No Soweto Market, no centro de Lusaka, capital de Zâmbia, a resposta dos vendedores sobre como está o movimento é quase sempre a mesma: "slow, slow..." (devagar, devagar...). Há um ano, Francis, 29, dono de uma barraca no enorme e precário mercado ao ar livre, vendia três sacas de arroz de 50 kg por dia. Hoje, vende uma, às vezes nenhuma. O motivo, diz ele, é o aumento dos preços. Na África, a inflação dos alimentos, um fenômeno mundial, chegou com força, ameaçando aumentar o já considerável contingente de pobres no continente mais pobre do planeta.
Nas últimas semanas, quando a crise alimentar mundial veio à tona, uma mesma avaliação foi feita do continente: há a perspectiva sombria de aumento da pobreza e desnutrição, que já levou a distúrbios em países como Egito, Burkina Fasso, Camarões e Costa do Marfim, mas também uma janela de oportunidade para sua agricultura. O problema é que o risco é imediato, e a tal janela, todos concordam, é de longo prazo.
"Esta é uma oportunidade para a África elevar a produtividade de sua agricultura. Países em outras regiões estão chegando num ponto em que atingiram um platô. Se a África aproveitar este momento como uma chance e não como um impedimento, poderá ser o celeiro do planeta", diz Purnima Kashyap, diretora do Programa Mundial de Alimentação da ONU (Organização das Nações Unidas) em Zâmbia.

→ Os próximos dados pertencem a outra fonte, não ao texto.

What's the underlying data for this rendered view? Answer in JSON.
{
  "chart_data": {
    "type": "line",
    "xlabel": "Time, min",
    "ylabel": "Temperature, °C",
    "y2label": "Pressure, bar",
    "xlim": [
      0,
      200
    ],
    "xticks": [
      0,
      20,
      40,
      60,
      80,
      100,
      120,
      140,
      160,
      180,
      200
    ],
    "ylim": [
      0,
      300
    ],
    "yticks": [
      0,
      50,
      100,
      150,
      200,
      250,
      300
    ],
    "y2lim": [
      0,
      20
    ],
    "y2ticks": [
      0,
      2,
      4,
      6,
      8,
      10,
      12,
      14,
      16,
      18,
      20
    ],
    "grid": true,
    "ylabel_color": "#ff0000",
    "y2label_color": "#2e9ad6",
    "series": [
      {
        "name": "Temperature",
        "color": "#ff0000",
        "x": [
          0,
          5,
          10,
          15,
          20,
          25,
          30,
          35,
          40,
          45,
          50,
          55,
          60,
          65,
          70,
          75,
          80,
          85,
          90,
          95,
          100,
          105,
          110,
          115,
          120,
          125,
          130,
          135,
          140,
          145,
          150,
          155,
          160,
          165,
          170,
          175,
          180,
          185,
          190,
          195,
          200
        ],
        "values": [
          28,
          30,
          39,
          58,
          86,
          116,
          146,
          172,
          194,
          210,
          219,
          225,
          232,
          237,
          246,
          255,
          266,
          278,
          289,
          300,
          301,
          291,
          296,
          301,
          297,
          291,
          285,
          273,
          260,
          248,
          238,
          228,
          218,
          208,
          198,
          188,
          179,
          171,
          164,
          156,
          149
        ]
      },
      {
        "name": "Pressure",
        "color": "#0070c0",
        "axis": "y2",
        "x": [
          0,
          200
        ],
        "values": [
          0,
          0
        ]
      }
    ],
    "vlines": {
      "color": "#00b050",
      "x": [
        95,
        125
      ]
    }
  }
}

No entanto em lugares como o Soweto Market, com suas ruas sujas, pedintes e pobreza generalizada, a promessa de uma "revolução verde" africana parece longínqua. É fato que o continente tem vastas terras aráveis não utilizadas, e que as que são cultivadas apresentam baixos índices de produtividade, com um potencial enorme de produção. Estima-se que ao menos 80% da agricultura africana seja de subsistência, com o uso de técnicas rudimentares.
"Ninguém explora"
No vizinho Zimbábue, em que a questão agrícola tem, além de tudo, cores políticas, John Worswick, líder da associação de fazendeiros locais, estima que metade da área do país esteja em terras "comuns", que são do Estado e ninguém explora. "São terras livres, cujo uso não implicaria em desmatamento, nada. Mas nunca houve interesse em plantar nada ali", diz ele. Nos mercados africanos, os preços têm aumentado semanalmente. Em Sunningdale, periferia de Harare, capital do Zimbábue, o tomate sempre foi vendido por quilo nas barracas de legumes. Agora, costuma-se vender por unidade. "As pessoas não têm dinheiro para levar muita coisa", diz uma senhora, sentada em sua barraca esperando fregueses.

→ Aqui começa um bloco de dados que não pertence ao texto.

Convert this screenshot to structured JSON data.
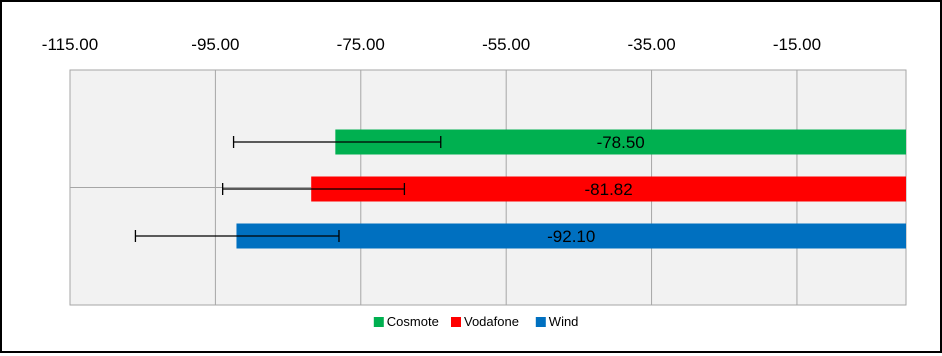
{
  "chart_data": {
    "type": "bar",
    "orientation": "horizontal",
    "axis_position": "top",
    "xlim": [
      -115,
      0
    ],
    "x_ticks": [
      -115,
      -95,
      -75,
      -55,
      -35,
      -15
    ],
    "x_tick_labels": [
      "-115.00",
      "-95.00",
      "-75.00",
      "-55.00",
      "-35.00",
      "-15.00"
    ],
    "grid": true,
    "legend_position": "bottom",
    "series": [
      {
        "name": "Cosmote",
        "value": -78.5,
        "label": "-78.50",
        "error_low": -92.5,
        "error_high": -64.0,
        "color": "#00b050"
      },
      {
        "name": "Vodafone",
        "value": -81.82,
        "label": "-81.82",
        "error_low": -94.0,
        "error_high": -69.0,
        "color": "#ff0000"
      },
      {
        "name": "Wind",
        "value": -92.1,
        "label": "-92.10",
        "error_low": -106.0,
        "error_high": -78.0,
        "color": "#0070c0"
      }
    ]
  }
}
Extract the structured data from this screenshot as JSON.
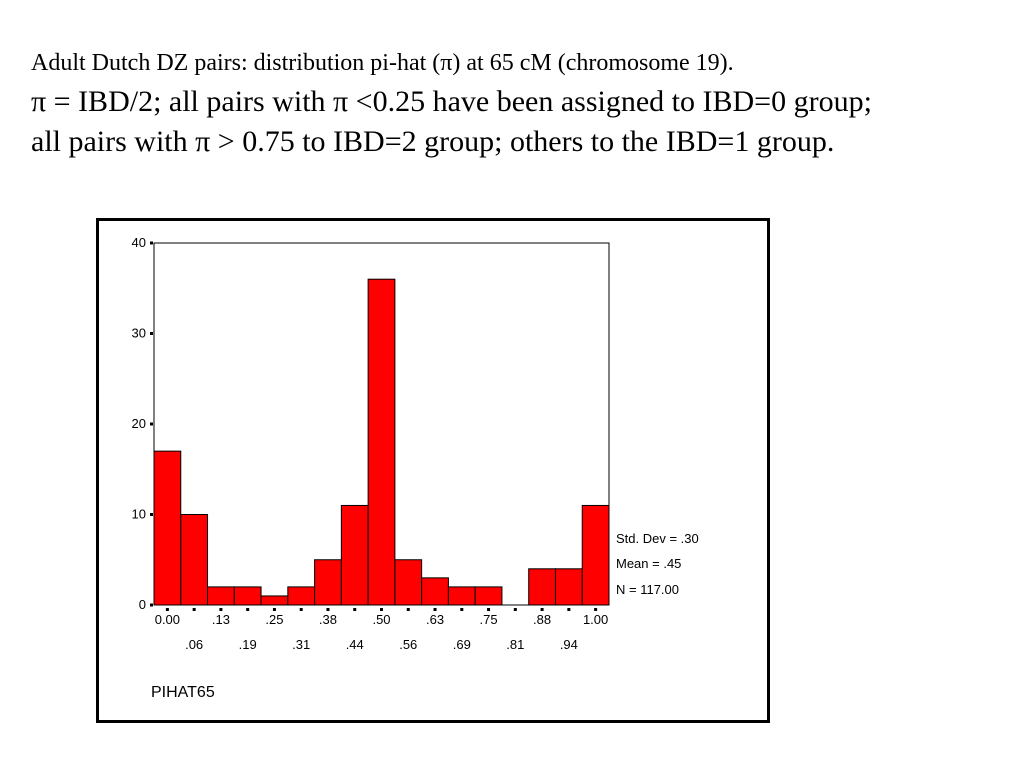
{
  "slide": {
    "line1": "Adult Dutch DZ pairs: distribution pi-hat (π) at 65 cM (chromosome 19).",
    "line2": "π = IBD/2; all pairs with π <0.25 have been assigned to IBD=0 group;",
    "line3": "all pairs with π > 0.75 to IBD=2 group; others to the IBD=1 group."
  },
  "chart_data": {
    "type": "bar",
    "variable": "PIHAT65",
    "categories": [
      "0.00",
      ".06",
      ".13",
      ".19",
      ".25",
      ".31",
      ".38",
      ".44",
      ".50",
      ".56",
      ".63",
      ".69",
      ".75",
      ".81",
      ".88",
      ".94",
      "1.00"
    ],
    "values": [
      17,
      10,
      2,
      2,
      1,
      2,
      5,
      11,
      36,
      5,
      3,
      2,
      2,
      0,
      4,
      4,
      11
    ],
    "ylim": [
      0,
      40
    ],
    "yticks": [
      "0",
      "10",
      "20",
      "30",
      "40"
    ],
    "bar_color": "#ff0000",
    "stats": {
      "std_dev": "Std. Dev = .30",
      "mean": "Mean = .45",
      "n": "N = 117.00"
    }
  }
}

Em Zâmbia, os preços dos alimentos subiram 22% em média no último ano, segundo estimativa do Programa Mundial de Alimentação. Mas o milho, matéria-prima da nshima -espécie de purê que é a base da alimentação local-, subiu 33%. O nshima tradicionalmente é consumido no almoço com peixe ou frango, mas muitos em Zâmbia só têm conseguido comer puro ou no máximo com algum vegetal, segundo vendedores do produto. Na semana passada, a crise alimentar acabou roubando a cena no encontro da Unctad, órgão da ONU que cuida do desenvolvimento, em Gana, no oeste africano. O tema inicial, os impactos da crise econômica global, acabou ficando em segundo plano.
Um dos participantes do encontro, o vice-ministro do Planejamento de Moçambique, Victor Bernardo, deu, em entrevista à Folha, um panorama típico do dilema que os países do continente enfrentam. Por um lado, um enorme potencial "adormecido". Por outro, imensas dificuldades na hora de explorá-lo. "Queremos transformar uma situação de certa desvantagem numa oportunidade para produzirmos mais. Temos capacidades adormecidas em nosso país, temos uma extensa área arável em Moçambique e não utilizamos", diz Bernardo.

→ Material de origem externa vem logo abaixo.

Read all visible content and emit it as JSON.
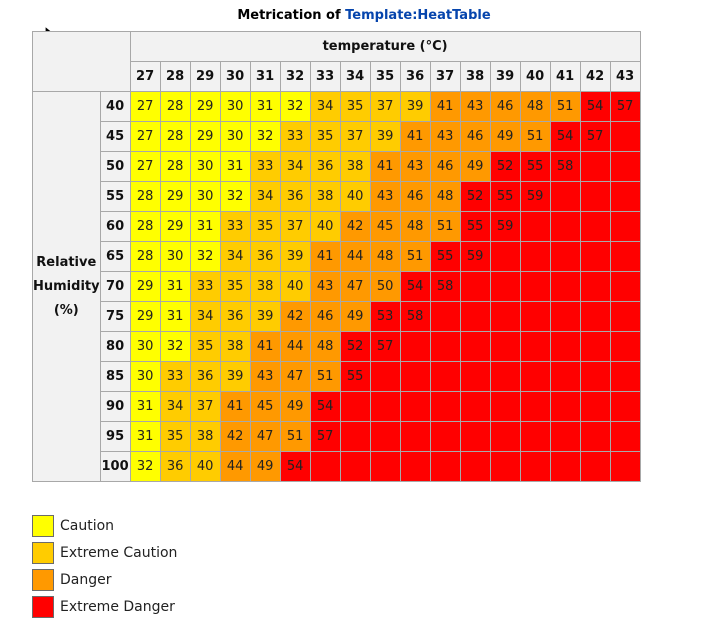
{
  "caption": {
    "prefix": "Metrication of ",
    "link": "Template:HeatTable"
  },
  "table": {
    "temp_header": "temperature (°C)",
    "temperatures": [
      "27",
      "28",
      "29",
      "30",
      "31",
      "32",
      "33",
      "34",
      "35",
      "36",
      "37",
      "38",
      "39",
      "40",
      "41",
      "42",
      "43"
    ],
    "rh_label": [
      "Relative",
      "Humidity",
      "(%)"
    ],
    "rows": [
      {
        "rh": "40",
        "values": [
          "27",
          "28",
          "29",
          "30",
          "31",
          "32",
          "34",
          "35",
          "37",
          "39",
          "41",
          "43",
          "46",
          "48",
          "51",
          "54",
          "57"
        ]
      },
      {
        "rh": "45",
        "values": [
          "27",
          "28",
          "29",
          "30",
          "32",
          "33",
          "35",
          "37",
          "39",
          "41",
          "43",
          "46",
          "49",
          "51",
          "54",
          "57",
          ""
        ]
      },
      {
        "rh": "50",
        "values": [
          "27",
          "28",
          "30",
          "31",
          "33",
          "34",
          "36",
          "38",
          "41",
          "43",
          "46",
          "49",
          "52",
          "55",
          "58",
          "",
          ""
        ]
      },
      {
        "rh": "55",
        "values": [
          "28",
          "29",
          "30",
          "32",
          "34",
          "36",
          "38",
          "40",
          "43",
          "46",
          "48",
          "52",
          "55",
          "59",
          "",
          "",
          ""
        ]
      },
      {
        "rh": "60",
        "values": [
          "28",
          "29",
          "31",
          "33",
          "35",
          "37",
          "40",
          "42",
          "45",
          "48",
          "51",
          "55",
          "59",
          "",
          "",
          "",
          ""
        ]
      },
      {
        "rh": "65",
        "values": [
          "28",
          "30",
          "32",
          "34",
          "36",
          "39",
          "41",
          "44",
          "48",
          "51",
          "55",
          "59",
          "",
          "",
          "",
          "",
          ""
        ]
      },
      {
        "rh": "70",
        "values": [
          "29",
          "31",
          "33",
          "35",
          "38",
          "40",
          "43",
          "47",
          "50",
          "54",
          "58",
          "",
          "",
          "",
          "",
          "",
          ""
        ]
      },
      {
        "rh": "75",
        "values": [
          "29",
          "31",
          "34",
          "36",
          "39",
          "42",
          "46",
          "49",
          "53",
          "58",
          "",
          "",
          "",
          "",
          "",
          "",
          ""
        ]
      },
      {
        "rh": "80",
        "values": [
          "30",
          "32",
          "35",
          "38",
          "41",
          "44",
          "48",
          "52",
          "57",
          "",
          "",
          "",
          "",
          "",
          "",
          "",
          ""
        ]
      },
      {
        "rh": "85",
        "values": [
          "30",
          "33",
          "36",
          "39",
          "43",
          "47",
          "51",
          "55",
          "",
          "",
          "",
          "",
          "",
          "",
          "",
          "",
          ""
        ]
      },
      {
        "rh": "90",
        "values": [
          "31",
          "34",
          "37",
          "41",
          "45",
          "49",
          "54",
          "",
          "",
          "",
          "",
          "",
          "",
          "",
          "",
          "",
          ""
        ]
      },
      {
        "rh": "95",
        "values": [
          "31",
          "35",
          "38",
          "42",
          "47",
          "51",
          "57",
          "",
          "",
          "",
          "",
          "",
          "",
          "",
          "",
          "",
          ""
        ]
      },
      {
        "rh": "100",
        "values": [
          "32",
          "36",
          "40",
          "44",
          "49",
          "54",
          "",
          "",
          "",
          "",
          "",
          "",
          "",
          "",
          "",
          "",
          ""
        ]
      }
    ]
  },
  "colors": {
    "caution": "#ffff00",
    "extreme_caution": "#ffcc00",
    "danger": "#ff9900",
    "extreme_danger": "#ff0000"
  },
  "legend": [
    {
      "label": "Caution",
      "color": "#ffff00"
    },
    {
      "label": "Extreme Caution",
      "color": "#ffcc00"
    },
    {
      "label": "Danger",
      "color": "#ff9900"
    },
    {
      "label": "Extreme Danger",
      "color": "#ff0000"
    }
  ]
}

O desafio é ensinar os agricultores a tirarem melhor proveito de suas terras, o que deve levar muito tempo. "A primeira assistência é ensinar as pessoas a utilizar técnicas mais adequadas de produção. Mas isso tem de estar associado a um sistema de educação. Nós, por muito tempo, deixamos de dar a devida assistência técnica e profissional aos agricultores, de ensinar as pessoas a tirar partido dos recursos que têm", declara.